Poznan, Old Town Square
Poznan was Ian's father's home, and where he, at the age of 15, along with the entire top class at his High School, enrolled in Polish Army for the uprising of 1918, which resulted in keeping this city within the borders of the reformed Poland, on the carve up after World War One. We now have a great picture of him with his first medal pinned on his youthful chest. As a reward the boys were allowed to smoke in class when they were sent back to school!

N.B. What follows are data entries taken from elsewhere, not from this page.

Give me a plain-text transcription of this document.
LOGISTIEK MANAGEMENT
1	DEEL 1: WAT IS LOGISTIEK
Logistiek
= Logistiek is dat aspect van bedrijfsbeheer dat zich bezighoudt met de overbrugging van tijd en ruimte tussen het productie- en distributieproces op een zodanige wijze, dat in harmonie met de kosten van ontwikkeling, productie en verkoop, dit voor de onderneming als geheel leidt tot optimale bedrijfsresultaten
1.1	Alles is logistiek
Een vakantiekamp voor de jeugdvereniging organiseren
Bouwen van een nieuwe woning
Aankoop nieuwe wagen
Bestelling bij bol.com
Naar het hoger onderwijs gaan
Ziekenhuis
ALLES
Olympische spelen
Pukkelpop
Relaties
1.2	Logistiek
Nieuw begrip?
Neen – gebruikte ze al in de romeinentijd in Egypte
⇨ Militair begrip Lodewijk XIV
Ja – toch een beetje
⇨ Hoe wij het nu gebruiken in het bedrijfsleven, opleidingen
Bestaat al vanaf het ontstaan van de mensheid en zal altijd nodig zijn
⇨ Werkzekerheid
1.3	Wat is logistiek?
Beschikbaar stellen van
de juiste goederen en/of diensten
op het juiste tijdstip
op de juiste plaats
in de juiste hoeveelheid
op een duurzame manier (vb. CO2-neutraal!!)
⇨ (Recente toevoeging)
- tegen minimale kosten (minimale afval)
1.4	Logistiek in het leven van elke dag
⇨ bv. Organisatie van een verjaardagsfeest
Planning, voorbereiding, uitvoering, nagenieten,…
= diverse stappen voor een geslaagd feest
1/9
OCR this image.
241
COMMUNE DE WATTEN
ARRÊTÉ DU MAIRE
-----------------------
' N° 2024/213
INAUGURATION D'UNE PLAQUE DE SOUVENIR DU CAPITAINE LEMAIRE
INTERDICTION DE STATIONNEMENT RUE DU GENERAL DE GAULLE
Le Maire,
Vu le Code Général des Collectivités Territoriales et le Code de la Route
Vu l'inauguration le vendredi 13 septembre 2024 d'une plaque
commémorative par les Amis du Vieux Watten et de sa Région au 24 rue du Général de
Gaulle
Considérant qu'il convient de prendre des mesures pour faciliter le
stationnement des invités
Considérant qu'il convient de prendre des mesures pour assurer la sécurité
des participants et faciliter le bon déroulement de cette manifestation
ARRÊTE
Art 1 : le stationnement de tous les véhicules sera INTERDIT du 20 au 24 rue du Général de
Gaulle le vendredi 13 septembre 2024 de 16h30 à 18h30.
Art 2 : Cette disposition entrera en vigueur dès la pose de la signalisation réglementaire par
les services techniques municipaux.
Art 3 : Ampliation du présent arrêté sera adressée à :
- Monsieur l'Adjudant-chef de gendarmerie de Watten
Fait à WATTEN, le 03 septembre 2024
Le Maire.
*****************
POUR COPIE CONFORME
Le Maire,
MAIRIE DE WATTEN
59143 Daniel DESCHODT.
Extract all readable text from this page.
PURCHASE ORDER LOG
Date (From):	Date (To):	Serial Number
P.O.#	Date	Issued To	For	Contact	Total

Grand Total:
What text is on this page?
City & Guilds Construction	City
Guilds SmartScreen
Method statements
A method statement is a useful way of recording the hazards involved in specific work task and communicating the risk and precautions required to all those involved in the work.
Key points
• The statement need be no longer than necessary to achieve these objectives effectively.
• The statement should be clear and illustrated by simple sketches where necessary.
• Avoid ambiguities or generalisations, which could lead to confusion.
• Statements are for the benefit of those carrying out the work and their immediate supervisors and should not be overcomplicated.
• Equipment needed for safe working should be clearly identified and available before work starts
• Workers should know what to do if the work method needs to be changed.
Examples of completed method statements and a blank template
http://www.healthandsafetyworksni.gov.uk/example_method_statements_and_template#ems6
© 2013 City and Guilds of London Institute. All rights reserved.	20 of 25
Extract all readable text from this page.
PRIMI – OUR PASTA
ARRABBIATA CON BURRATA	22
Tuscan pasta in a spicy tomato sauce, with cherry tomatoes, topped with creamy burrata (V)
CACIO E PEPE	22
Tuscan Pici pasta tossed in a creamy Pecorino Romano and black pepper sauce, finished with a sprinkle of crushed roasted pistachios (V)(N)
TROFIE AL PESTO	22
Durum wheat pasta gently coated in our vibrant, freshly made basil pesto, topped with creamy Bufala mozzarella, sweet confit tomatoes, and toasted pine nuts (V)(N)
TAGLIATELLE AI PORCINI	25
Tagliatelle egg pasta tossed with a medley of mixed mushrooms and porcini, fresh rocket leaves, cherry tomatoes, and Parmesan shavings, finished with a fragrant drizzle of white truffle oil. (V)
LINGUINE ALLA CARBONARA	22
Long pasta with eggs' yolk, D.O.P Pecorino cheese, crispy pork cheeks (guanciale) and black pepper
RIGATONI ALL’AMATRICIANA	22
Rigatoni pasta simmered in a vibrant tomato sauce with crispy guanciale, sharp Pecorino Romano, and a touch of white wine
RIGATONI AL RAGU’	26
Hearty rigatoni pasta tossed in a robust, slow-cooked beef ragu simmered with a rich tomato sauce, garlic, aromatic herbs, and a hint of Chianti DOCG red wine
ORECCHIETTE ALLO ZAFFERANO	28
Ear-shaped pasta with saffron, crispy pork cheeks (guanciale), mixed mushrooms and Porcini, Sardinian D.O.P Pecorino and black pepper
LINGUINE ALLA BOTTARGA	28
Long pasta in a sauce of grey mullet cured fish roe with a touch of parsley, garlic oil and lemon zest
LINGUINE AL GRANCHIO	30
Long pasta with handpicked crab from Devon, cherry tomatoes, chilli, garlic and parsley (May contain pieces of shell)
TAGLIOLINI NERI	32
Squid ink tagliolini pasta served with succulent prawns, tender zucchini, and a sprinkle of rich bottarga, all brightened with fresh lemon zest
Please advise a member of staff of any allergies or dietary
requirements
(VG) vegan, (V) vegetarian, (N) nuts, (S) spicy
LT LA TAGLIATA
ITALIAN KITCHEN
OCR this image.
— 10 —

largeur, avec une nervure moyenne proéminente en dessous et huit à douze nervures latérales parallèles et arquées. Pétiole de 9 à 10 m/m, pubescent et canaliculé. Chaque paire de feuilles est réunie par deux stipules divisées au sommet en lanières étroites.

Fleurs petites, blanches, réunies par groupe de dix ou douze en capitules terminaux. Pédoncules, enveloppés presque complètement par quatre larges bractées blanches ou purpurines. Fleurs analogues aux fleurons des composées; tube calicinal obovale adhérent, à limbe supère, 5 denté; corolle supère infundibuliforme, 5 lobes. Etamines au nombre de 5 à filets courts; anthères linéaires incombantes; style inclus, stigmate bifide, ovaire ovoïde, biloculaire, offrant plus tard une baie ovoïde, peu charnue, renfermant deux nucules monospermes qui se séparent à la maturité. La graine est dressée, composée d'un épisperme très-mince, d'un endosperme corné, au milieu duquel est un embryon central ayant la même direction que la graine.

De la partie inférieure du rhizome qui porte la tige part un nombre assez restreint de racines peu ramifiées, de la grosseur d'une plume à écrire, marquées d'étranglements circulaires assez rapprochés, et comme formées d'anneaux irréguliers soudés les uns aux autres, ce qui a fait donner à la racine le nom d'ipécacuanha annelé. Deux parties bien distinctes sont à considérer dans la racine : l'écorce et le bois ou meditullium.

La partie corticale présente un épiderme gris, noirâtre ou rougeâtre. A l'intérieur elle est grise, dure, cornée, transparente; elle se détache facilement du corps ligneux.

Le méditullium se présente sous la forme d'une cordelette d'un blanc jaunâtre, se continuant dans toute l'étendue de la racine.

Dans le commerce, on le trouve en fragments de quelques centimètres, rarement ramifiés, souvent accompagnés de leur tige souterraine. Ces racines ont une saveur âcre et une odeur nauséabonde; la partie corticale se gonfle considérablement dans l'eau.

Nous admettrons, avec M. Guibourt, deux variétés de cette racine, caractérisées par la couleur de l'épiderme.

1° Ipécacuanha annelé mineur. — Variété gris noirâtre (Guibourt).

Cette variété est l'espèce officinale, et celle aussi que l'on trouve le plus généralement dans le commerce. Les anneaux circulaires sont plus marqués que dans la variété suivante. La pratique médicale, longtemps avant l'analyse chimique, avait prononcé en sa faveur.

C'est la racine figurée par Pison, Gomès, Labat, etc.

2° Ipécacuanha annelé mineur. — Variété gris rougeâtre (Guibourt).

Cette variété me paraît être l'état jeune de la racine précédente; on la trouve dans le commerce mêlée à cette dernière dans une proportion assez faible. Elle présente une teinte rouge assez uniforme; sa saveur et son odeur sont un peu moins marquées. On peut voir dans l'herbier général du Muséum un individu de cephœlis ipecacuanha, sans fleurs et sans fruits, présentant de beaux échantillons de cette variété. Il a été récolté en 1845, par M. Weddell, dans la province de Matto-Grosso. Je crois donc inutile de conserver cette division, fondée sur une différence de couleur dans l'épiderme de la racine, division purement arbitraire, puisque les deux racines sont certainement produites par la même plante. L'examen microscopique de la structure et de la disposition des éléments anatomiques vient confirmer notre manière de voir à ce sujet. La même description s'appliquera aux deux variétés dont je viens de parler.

One morning was spent traveling to three different local cemeteries to see the tombstones of some of the family.  And Simon will be pleased to know there are at least three generation of actors in the family.  Great Grandfather and his(more acclaimed) wife are buried in the "Distinguished Persons Cemetery". And we hope to see the great great great grandfather - Jan Krolowski's statue in a park in Warsaw.
The husband and wife actors tombstone.
Poznan was badly damaged by fighting during the Russian advance during World War Two, so, rather like Berlin, there is a mixture of the old, the rebuilt to look like the old, and the new side by side. We saw the Old Town Square, some beautifully restored medieval churches and the 15th C. Town Hall, with butting headed goats appearing from the clock on the tower, making the city a tourist centre, as well as being famous for universities and international trade exhibitions.  The churches also contained treasures recently returned from Russia to where they "disappeared" after the war.  A familiar story, like the museums in Berlin.

Medieval and Baroque churches, fabulous interiors, and treasures recovered.


And so after 5 full and rich days we are packing our bags and preparing to move to Warsaw for a day before flying to Russia, the 9th country we will have visited for more than 45 minutes (and 2 for less - very tight flight transfers!).

The Krolikowskya  (but not all of us!)
We have had such a warm welcome from the new family here in Poland. Thank you all. And best wishes to those in the family who are currently facing some health challenges, we send you our best wishes.